The dollar is strengthening today as retail sales beat analyst expectations and was lumped into the series of positive US data fueling speculation of a Federal Reserve taper. Retail sales in November increased .7 percent versus expectations of .6 percent, which was also October’s print, according from the Commerce Department data.
Look for the dollar to gain stability going into the FOMC meeting on December 17. “The dollar could bounce back against some of the currencies that have been doing particularly well, like the euro and sterling, going into the FOMC, as markets cut back on risk,” said Vassili Serebriakov, FX strategist at BNP Paribas.
The dollar had been trending in a descending channel as major peers, particularly the euro, ripped higher. However, the dollar got a boost after the positive retail sales data, which suggest consumer spending is still happening and was the best November print in two years.

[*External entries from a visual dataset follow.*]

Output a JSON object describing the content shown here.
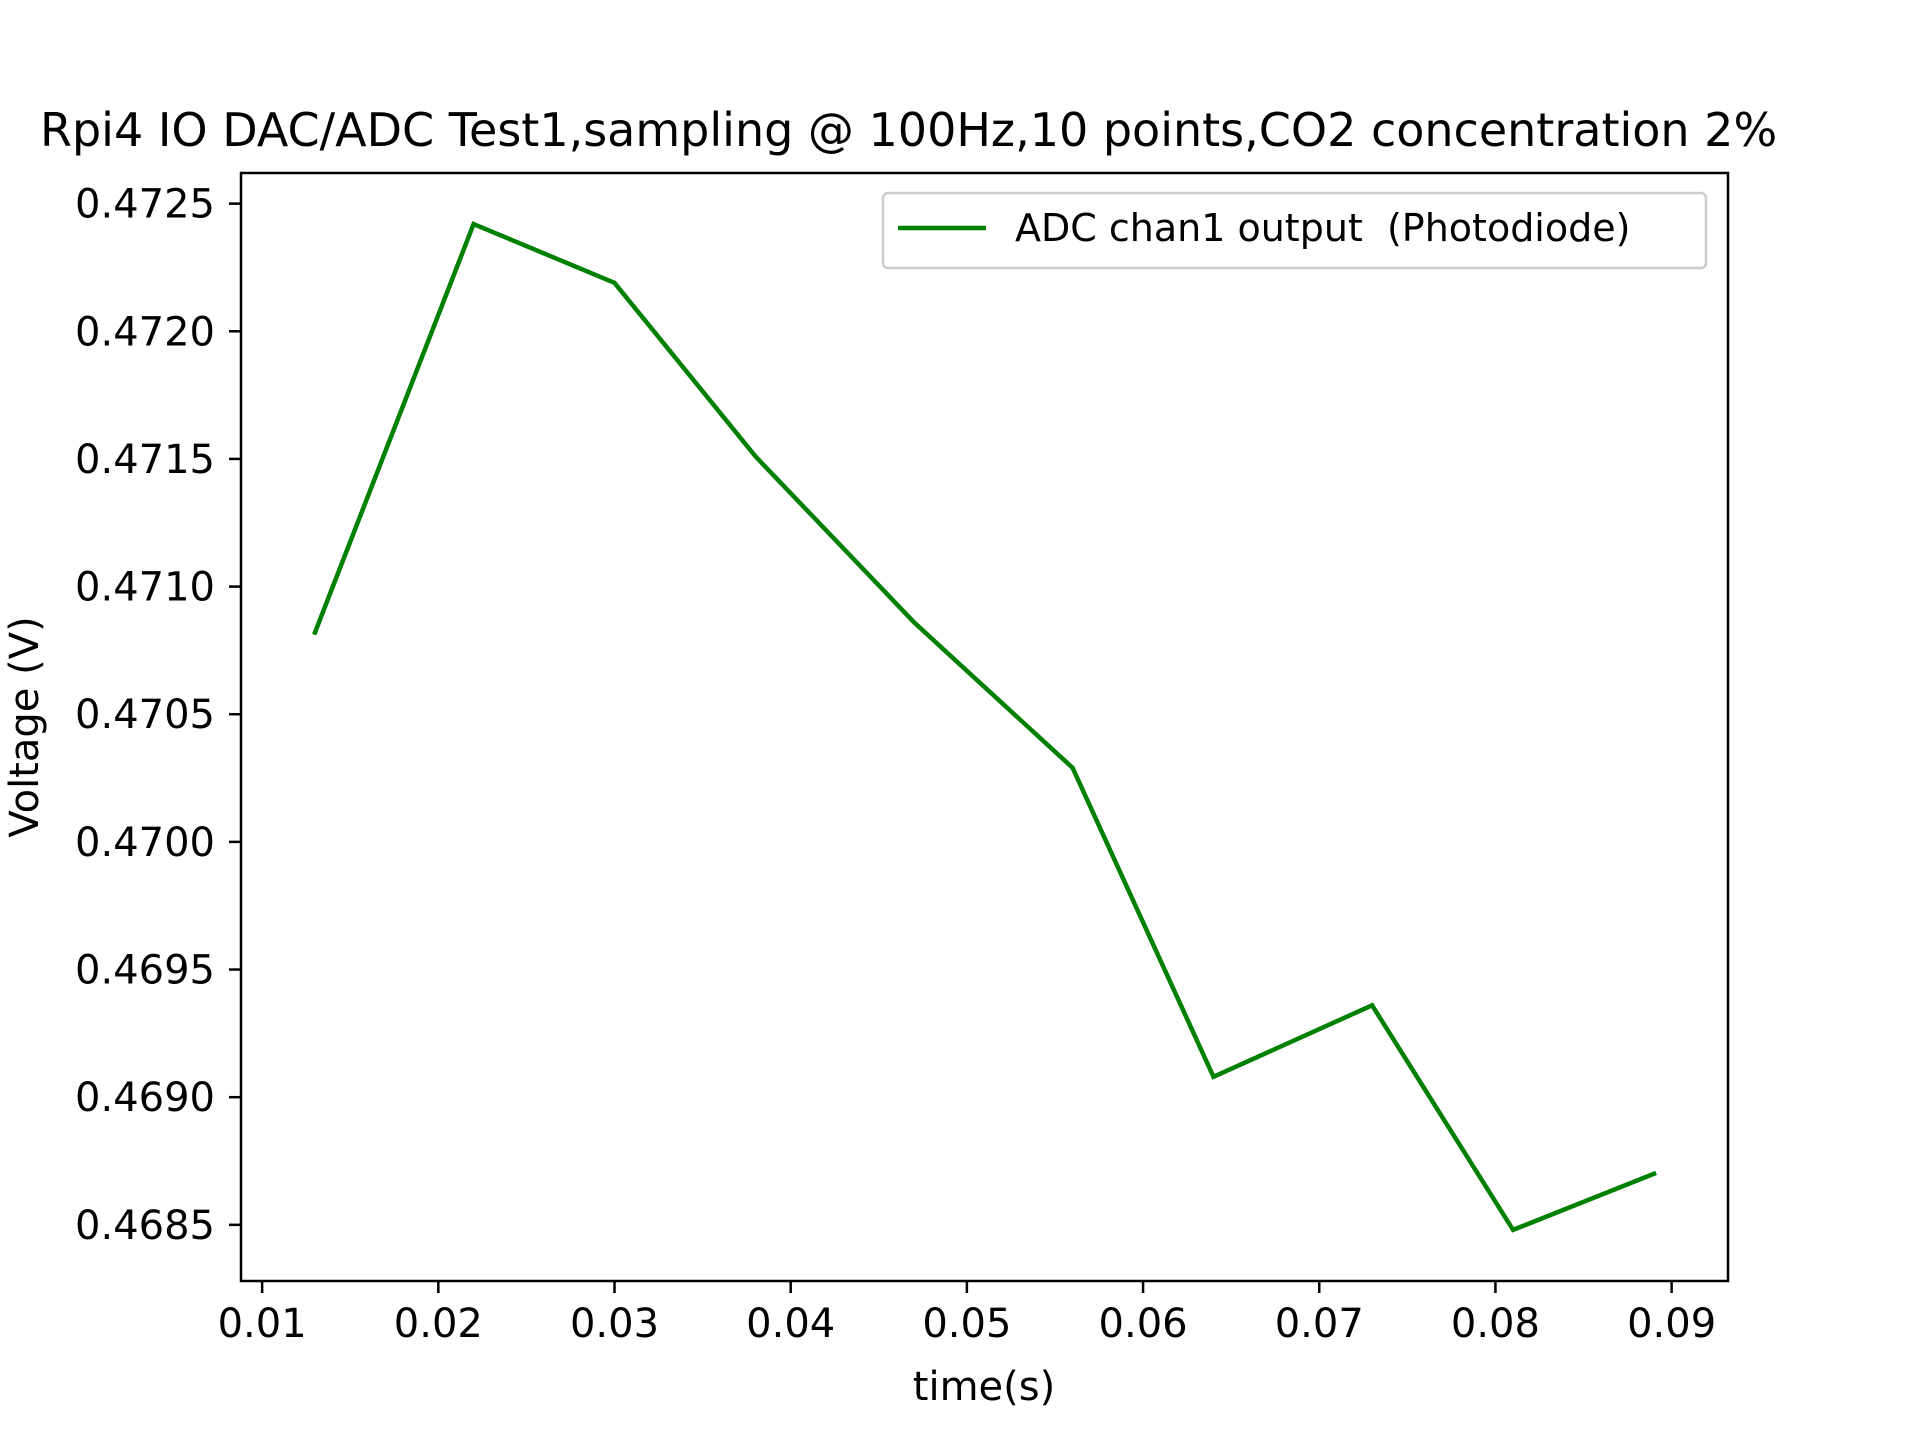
{
  "chart_data": {
    "type": "line",
    "title": "Rpi4 IO DAC/ADC Test1,sampling @ 100Hz,10 points,CO2 concentration 2%",
    "xlabel": "time(s)",
    "ylabel": "Voltage (V)",
    "xlim": [
      0.0088,
      0.0932
    ],
    "ylim": [
      0.46828,
      0.47262
    ],
    "x_ticks": [
      0.01,
      0.02,
      0.03,
      0.04,
      0.05,
      0.06,
      0.07,
      0.08,
      0.09
    ],
    "x_tick_labels": [
      "0.01",
      "0.02",
      "0.03",
      "0.04",
      "0.05",
      "0.06",
      "0.07",
      "0.08",
      "0.09"
    ],
    "y_ticks": [
      0.4685,
      0.469,
      0.4695,
      0.47,
      0.4705,
      0.471,
      0.4715,
      0.472,
      0.4725
    ],
    "y_tick_labels": [
      "0.4685",
      "0.4690",
      "0.4695",
      "0.4700",
      "0.4705",
      "0.4710",
      "0.4715",
      "0.4720",
      "0.4725"
    ],
    "grid": false,
    "legend_position": "upper-right",
    "series": [
      {
        "name": "ADC chan1 output  (Photodiode)",
        "color": "#008000",
        "x": [
          0.013,
          0.022,
          0.03,
          0.038,
          0.047,
          0.056,
          0.064,
          0.073,
          0.081,
          0.089
        ],
        "y": [
          0.47082,
          0.47242,
          0.47219,
          0.47151,
          0.47086,
          0.47029,
          0.46908,
          0.46936,
          0.46848,
          0.4687
        ]
      }
    ]
  }
}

The momentum looks to be changing with the ADX above 20 and a potential +/-DMI bullish crossover. However, price action is pushing against some price action resistance at 80.33. The 50 EMA also adds dynamic resistance. If the dollar can close above resistance, an upside target of 80.51 could come in the next session or two.
If resistance holds up, look for the dollar to trade lower to 80.08 with the top of the broken channel to become the new support.
Although the dollar is up in consecutive sessions, sentiment in the dollar is still an enigma. The budget bill will be voted on Friday, reportedly. A rejection can increase volatility.